Watching these films, I kept thinking about one of my favorite science fiction movies, The Matrix, and the scene where Morpheus tells Neo he has a choice between taking the red pill, which will show him the ugly truth about the Matrix, and the blue pill, which will allow him to keep living the lie.
Photo by Cherie Langlois
Sadly, when it comes to our food, I think most of us here in the U.S. live in a kind of Matrix, believing—or pretending—that the conventional chicken meat we eat comes from happy birds on a bucolic farm rather than from suffering creatures packed like sardines inside huge closed barns (if we realize it comes from a real live chicken at all).

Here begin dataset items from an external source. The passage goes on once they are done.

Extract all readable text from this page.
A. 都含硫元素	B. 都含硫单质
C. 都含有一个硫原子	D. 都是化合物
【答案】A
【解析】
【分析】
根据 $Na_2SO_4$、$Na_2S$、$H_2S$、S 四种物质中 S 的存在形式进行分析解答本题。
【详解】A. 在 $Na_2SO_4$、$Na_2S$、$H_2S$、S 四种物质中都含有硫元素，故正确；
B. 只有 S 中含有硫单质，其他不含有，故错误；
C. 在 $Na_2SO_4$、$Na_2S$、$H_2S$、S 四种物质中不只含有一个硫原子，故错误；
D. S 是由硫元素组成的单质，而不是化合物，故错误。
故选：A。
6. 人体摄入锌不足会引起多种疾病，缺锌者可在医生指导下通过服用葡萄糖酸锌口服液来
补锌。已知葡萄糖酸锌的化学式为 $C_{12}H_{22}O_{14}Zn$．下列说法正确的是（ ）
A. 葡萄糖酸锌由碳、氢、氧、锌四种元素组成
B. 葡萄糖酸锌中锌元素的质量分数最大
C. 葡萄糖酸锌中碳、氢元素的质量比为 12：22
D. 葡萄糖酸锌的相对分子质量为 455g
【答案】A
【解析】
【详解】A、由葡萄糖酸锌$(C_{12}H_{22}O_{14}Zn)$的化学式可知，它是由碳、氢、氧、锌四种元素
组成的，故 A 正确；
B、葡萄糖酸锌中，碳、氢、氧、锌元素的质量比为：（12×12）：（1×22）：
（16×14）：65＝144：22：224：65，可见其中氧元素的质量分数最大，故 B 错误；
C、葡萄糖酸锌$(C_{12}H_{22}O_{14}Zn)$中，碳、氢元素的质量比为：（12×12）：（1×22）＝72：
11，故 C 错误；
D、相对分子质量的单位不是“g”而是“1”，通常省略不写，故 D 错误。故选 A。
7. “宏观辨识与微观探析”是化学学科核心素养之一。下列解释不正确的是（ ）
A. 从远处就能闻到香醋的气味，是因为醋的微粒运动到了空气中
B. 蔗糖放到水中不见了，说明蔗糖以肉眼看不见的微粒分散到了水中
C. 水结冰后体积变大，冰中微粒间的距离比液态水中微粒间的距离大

Or that the corn, strawberries and other conventionally-grown crops we devour are wholesome foods nurtured on scenic family homesteads rather than produced in vast, corporate-owned and chemical-inundated monocultures.
As a hobby farmer and farm writer who has read quite a bit about industrial farming, I feel like I’m half in and half out of the Matrix. Still, witnessing the horribly inhumane conditions within an industrial broiler barn in Food, Inc., and seeing the pain and weariness written on the face of a farmer sued by corporate agri-giant Monsanto for patent infringement in The Future of Food made me feel much like Nero did after he took the red pill and saw the Matrix for what it was.
Sick to my stomach.
By the way, I knew this Matrix metaphor was too apt not to have been used before, and sure enough, I just found and watched a short animated spoof, called The Meatrix (2003), made to educate people about factory farming and motivate change.
So what about you? Will you take the blue pill or the red pill?
Me, I can’t wait to get my heirloom seeds in the ground, hit my local farmer’s market when it opens, and raise my next flock of contented, free-range chickens.